Deploying an application on Scalingo ensures that you are following a base set of security practices from the beginning.

Immutable Infrastructure

As you push your code to Scalingo, we build a new container image with your code and dependencies. This ensures that the infrastructure is always up-to-date and that the latest security patches are applied. The built image is frozen and any changes that would be made to the container are lost when the container is stopped, scaled, or rescheduled by our platform.

Container Isolation

Each application is deployed in its own container, which is isolated from other containers running on the same host. This ensures that the application is protected from other applications running on the same host. The containers are also isolated from the host operating system, which provides an additional layer of security.

Scalability

The platform allows you to scale your application horizontally by adding more containers or vertically by increasing the size of the containers. This ensures that your application can handle the expected traffic volume and that it is protected from denial-of-service attacks or simple traffic spikes.

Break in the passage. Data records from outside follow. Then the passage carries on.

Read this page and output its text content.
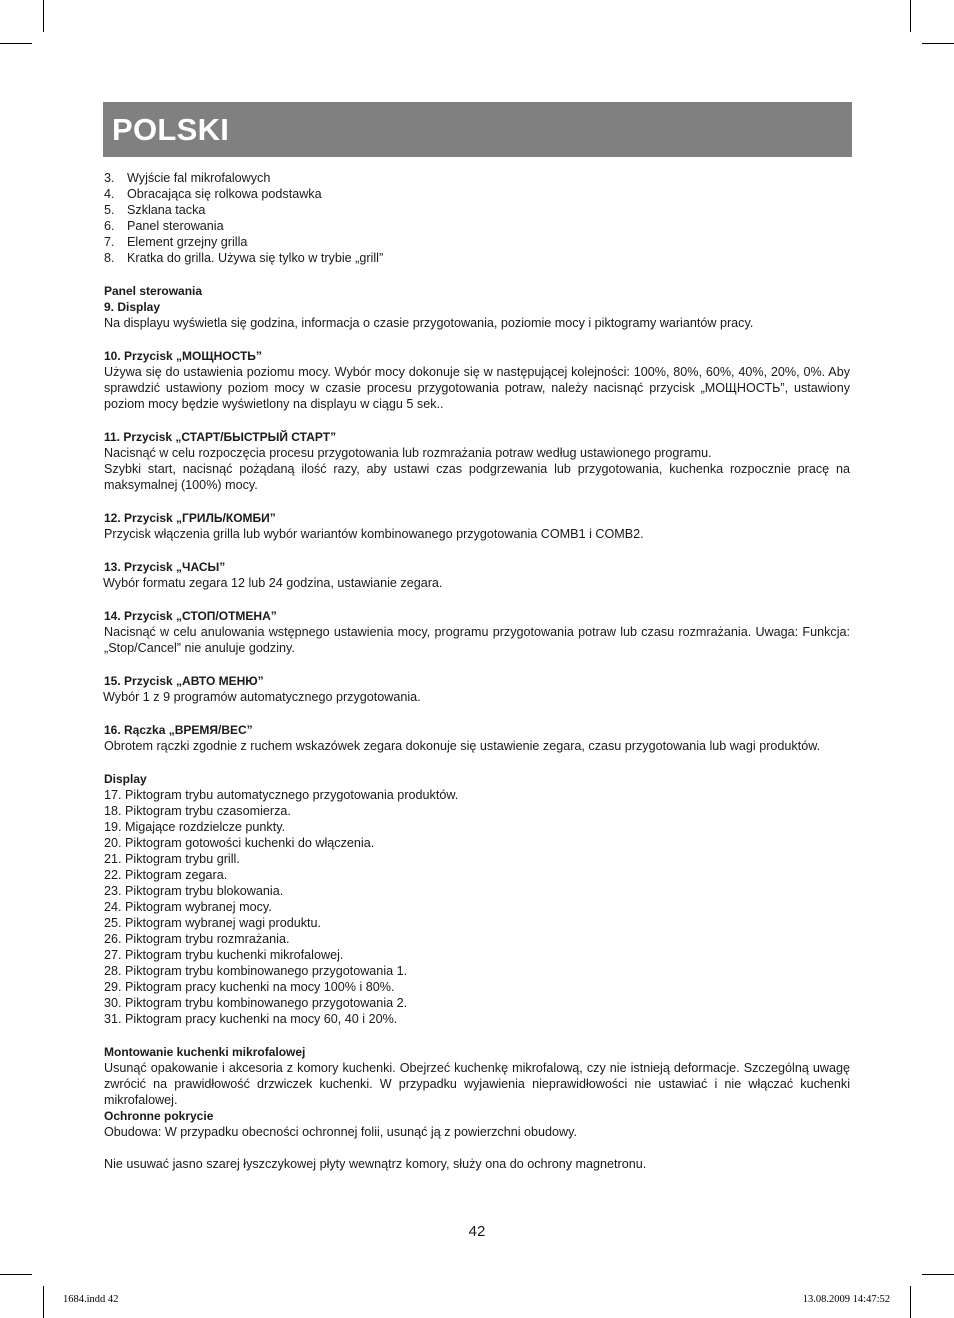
POLSKI
3. Wyjście fal mikrofalowych
4. Obracająca się rolkowa podstawka
5. Szklana tacka
6. Panel sterowania
7. Element grzejny grilla
8. Kratka do grilla. Używa się tylko w trybie „grill”
Panel sterowania
9. Display
Na displayu wyświetla się godzina, informacja o czasie przygotowania, poziomie mocy i piktogramy wariantów pracy.
10. Przycisk „МОЩНОСТЬ”
Używa się do ustawienia poziomu mocy. Wybór mocy dokonuje się w następującej kolejności: 100%, 80%, 60%, 40%, 20%, 0%. Aby sprawdzić ustawiony poziom mocy w czasie procesu przygotowania potraw, należy nacisnąć przycisk „МОЩНОСТЬ”, ustawiony poziom mocy będzie wyświetlony na displayu w ciągu 5 sek..
11. Przycisk „СТАРТ/БЫСТРЫЙ СТАРТ”
Nacisnąć w celu rozpoczęcia procesu przygotowania lub rozmrażania potraw według ustawionego programu.
Szybki start, nacisnąć pożądaną ilość razy, aby ustawi czas podgrzewania lub przygotowania, kuchenka rozpocznie pracę na maksymalnej (100%) mocy.
12. Przycisk „ГРИЛЬ/КОМБИ”
Przycisk włączenia grilla lub wybór wariantów kombinowanego przygotowania COMB1 i COMB2.
13. Przycisk „ЧАСЫ”
Wybór formatu zegara 12 lub 24 godzina, ustawianie zegara.
14. Przycisk „СТОП/ОТМЕНА”
Nacisnąć w celu anulowania wstępnego ustawienia mocy, programu przygotowania potraw lub czasu rozmrażania. Uwaga: Funkcja: „Stop/Cancel” nie anuluje godziny.
15. Przycisk „АВТО МЕНЮ”
Wybór 1 z 9 programów automatycznego przygotowania.
16. Rączka „ВРЕМЯ/ВЕС”
Obrotem rączki zgodnie z ruchem wskazówek zegara dokonuje się ustawienie zegara, czasu przygotowania lub wagi produktów.
Display
17. Piktogram trybu automatycznego przygotowania produktów.
18. Piktogram trybu czasomierza.
19. Migające rozdzielcze punkty.
20. Piktogram gotowości kuchenki do włączenia.
21. Piktogram trybu grill.
22. Piktogram zegara.
23. Piktogram trybu blokowania.
24. Piktogram wybranej mocy.
25. Piktogram wybranej wagi produktu.
26. Piktogram trybu rozmrażania.
27. Piktogram trybu kuchenki mikrofalowej.
28. Piktogram trybu kombinowanego przygotowania 1.
29. Piktogram pracy kuchenki na mocy 100% i 80%.
30. Piktogram trybu kombinowanego przygotowania 2.
31. Piktogram pracy kuchenki na mocy 60, 40 i 20%.
Montowanie kuchenki mikrofalowej
Usunąć opakowanie i akcesoria z komory kuchenki. Obejrzeć kuchenkę mikrofalową, czy nie istnieją deformacje. Szczególną uwagę zwrócić na prawidłowość drzwiczek kuchenki. W przypadku wyjawienia nieprawidłowości nie ustawiać i nie włączać kuchenki mikrofalowej.
Ochronne pokrycie
Obudowa: W przypadku obecności ochronnej folii, usunąć ją z powierzchni obudowy.
Nie usuwać jasno szarej łyszczykowej płyty wewnątrz komory, służy ona do ochrony magnetronu.
42
1684.indd 42	13.08.2009 14:47:52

Furthemore, if enabled, the auto-scaling feature will automatically adjust the number of containers based on, for example, the CPU usage of the application or the number of requests it receives.

Dependency Management

We regularly update the dependencies used by the platform to ensure that they are up-to-date and that they do not contain any known security vulnerabilities. This includes the base images used to build the containers, the libraries and tools used by the platform, and the dependencies used by the applications deployed on the platform.

Security Headers

We use security headers to protect the platform from common security vulnerabilities such as cross-site scripting (XSS) and clickjacking. These headers are configured to prevent common attacks and to protect the platform from known security vulnerabilities.

Encryption

All data transmitted between the platform and the user is encrypted using TLS (HTTPS). This ensures that the data is protected from eavesdropping and tampering. The allowed ciphers are regularly updated to ensure that the platform is protected from the latest security vulnerabilities.

For example, we only allow TLS 1.2 and TLS 1.3 ciphers and we disable weak ciphers and protocols such as SSLv3 and TLS 1.0.